E’ questo il motivo per cui sono state costituite le Autorità di Bacino: per superare le miopie delle amministrazioni locali, fatalmente tentate dai piccoli egoismi. Bene, cosa hanno fatto le nostre due gloriose Province Autonome? Si sono battute “in difesa dell’Autonomia” naturalmente, contro l’istituzione dell’Autorità di Bacino: “perché le prerogative delle Province Autonome, la cultura delle nostre popolazioni…”: insomma, le solite fanfaluche.

La Cassazione ha mandato le due Province a quel paese, sostenendo che la sicurezza delle popolazioni è un bene superiore all’Autonomia: meno male.

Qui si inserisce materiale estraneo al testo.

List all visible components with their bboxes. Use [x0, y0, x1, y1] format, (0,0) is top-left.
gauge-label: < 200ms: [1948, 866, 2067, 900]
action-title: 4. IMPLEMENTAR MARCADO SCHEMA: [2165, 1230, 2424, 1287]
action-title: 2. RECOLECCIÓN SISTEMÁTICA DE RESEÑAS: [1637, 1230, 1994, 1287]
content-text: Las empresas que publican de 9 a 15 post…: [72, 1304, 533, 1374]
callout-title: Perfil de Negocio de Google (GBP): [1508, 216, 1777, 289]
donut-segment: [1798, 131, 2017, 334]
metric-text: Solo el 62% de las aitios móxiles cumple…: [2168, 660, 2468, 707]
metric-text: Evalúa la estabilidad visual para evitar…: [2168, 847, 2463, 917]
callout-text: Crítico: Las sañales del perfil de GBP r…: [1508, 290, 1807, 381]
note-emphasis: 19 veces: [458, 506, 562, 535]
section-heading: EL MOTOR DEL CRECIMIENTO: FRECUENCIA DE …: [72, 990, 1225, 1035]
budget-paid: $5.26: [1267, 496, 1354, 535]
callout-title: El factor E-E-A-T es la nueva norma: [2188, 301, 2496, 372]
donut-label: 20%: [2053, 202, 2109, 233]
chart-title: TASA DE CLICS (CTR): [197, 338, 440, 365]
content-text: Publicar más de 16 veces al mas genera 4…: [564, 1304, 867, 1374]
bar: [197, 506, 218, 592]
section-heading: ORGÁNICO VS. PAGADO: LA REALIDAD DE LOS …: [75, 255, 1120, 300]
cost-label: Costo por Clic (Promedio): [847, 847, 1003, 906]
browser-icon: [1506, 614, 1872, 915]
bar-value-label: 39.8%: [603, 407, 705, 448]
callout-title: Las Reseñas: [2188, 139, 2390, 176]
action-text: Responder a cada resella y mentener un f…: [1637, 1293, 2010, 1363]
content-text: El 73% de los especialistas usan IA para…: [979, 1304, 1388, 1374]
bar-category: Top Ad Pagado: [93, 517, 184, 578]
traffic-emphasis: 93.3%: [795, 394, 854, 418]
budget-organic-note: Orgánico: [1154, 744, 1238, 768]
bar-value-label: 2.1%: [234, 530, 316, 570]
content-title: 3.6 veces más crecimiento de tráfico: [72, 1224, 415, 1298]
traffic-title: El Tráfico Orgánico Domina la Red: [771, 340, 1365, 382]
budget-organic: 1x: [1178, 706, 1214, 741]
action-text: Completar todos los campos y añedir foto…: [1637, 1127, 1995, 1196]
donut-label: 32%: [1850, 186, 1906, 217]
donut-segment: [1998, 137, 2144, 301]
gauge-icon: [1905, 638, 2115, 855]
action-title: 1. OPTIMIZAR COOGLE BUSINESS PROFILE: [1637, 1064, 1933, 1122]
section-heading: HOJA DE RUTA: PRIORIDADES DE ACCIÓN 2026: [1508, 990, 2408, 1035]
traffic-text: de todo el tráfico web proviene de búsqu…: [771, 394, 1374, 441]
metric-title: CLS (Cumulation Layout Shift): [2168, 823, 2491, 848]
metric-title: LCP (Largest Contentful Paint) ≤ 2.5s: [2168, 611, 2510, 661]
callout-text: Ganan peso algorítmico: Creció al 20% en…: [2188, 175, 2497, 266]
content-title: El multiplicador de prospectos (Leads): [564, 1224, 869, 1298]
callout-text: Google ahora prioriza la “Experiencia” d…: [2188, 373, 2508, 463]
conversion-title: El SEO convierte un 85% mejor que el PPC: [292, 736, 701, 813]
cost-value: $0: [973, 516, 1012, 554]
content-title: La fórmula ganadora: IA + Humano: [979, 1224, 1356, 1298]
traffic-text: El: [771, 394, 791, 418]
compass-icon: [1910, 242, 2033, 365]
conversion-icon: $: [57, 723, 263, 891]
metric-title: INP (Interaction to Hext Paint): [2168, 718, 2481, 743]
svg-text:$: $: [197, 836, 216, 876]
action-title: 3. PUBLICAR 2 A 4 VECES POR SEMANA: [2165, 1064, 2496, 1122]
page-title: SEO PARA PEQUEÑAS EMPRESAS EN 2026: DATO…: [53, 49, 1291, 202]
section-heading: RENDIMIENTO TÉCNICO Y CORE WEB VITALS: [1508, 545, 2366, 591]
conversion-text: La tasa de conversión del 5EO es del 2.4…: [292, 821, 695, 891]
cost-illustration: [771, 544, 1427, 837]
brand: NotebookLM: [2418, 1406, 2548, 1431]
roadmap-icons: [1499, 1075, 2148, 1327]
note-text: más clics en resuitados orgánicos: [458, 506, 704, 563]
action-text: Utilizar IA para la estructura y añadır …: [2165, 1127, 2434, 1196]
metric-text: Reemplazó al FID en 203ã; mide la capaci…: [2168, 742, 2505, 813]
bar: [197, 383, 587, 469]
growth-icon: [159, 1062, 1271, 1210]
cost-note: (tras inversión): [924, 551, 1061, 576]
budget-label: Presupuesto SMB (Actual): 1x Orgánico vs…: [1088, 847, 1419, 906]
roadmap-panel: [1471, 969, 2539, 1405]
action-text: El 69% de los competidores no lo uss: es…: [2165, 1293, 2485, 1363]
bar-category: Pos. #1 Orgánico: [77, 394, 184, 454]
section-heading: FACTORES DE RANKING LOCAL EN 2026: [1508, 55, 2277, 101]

Ma subito c’è stata la rivincita dei nostri potentati, che hanno prontamente provveduto a nominare un’Autorità di Bacino debole, che non disturbasse: ed ecco a capo dell’Autorità l’ex-sindaco di Trento Adriano Goio, personaggio molto discusso (il principale responsabile dello scempio di Trento Nord), contiguo all’affarismo, testè trombato alle elezioni comunali e quindi debolissimo.

E così l’Autorità non esiste, l’Autonomia è salva, progetti complessivi sull’Adige (a meno che non smuovano interessi multimiliardari per i soliti noti) non se ne fanno.

Eppure il Trentino, ha saputo apprendere dalle catastrofi del passato. Dopo il 1882, proprio su sollecitazione del manifesto ambientalista di Sat e Touring, si aprì a Vienna la facoltà di Scienze Forestali, e si diede il via ai primi interventi di sistemazione montana che ancor oggi reggono (il “muro di Francesco Giuseppe” che ha salvato Romagnano). Dopo il ‘66 si diede l’avvio alla Carta Forestale, con l’esplicita assegnazione al bosco di funzioni protettive. Dopo Stava, ci fu l’individuazione delle Zone a rischio, l’istituzione del Via, e tutta la legislazione ambientale dell’era Micheli.

Oggi, sappiamo ancora apprendere dagli errori?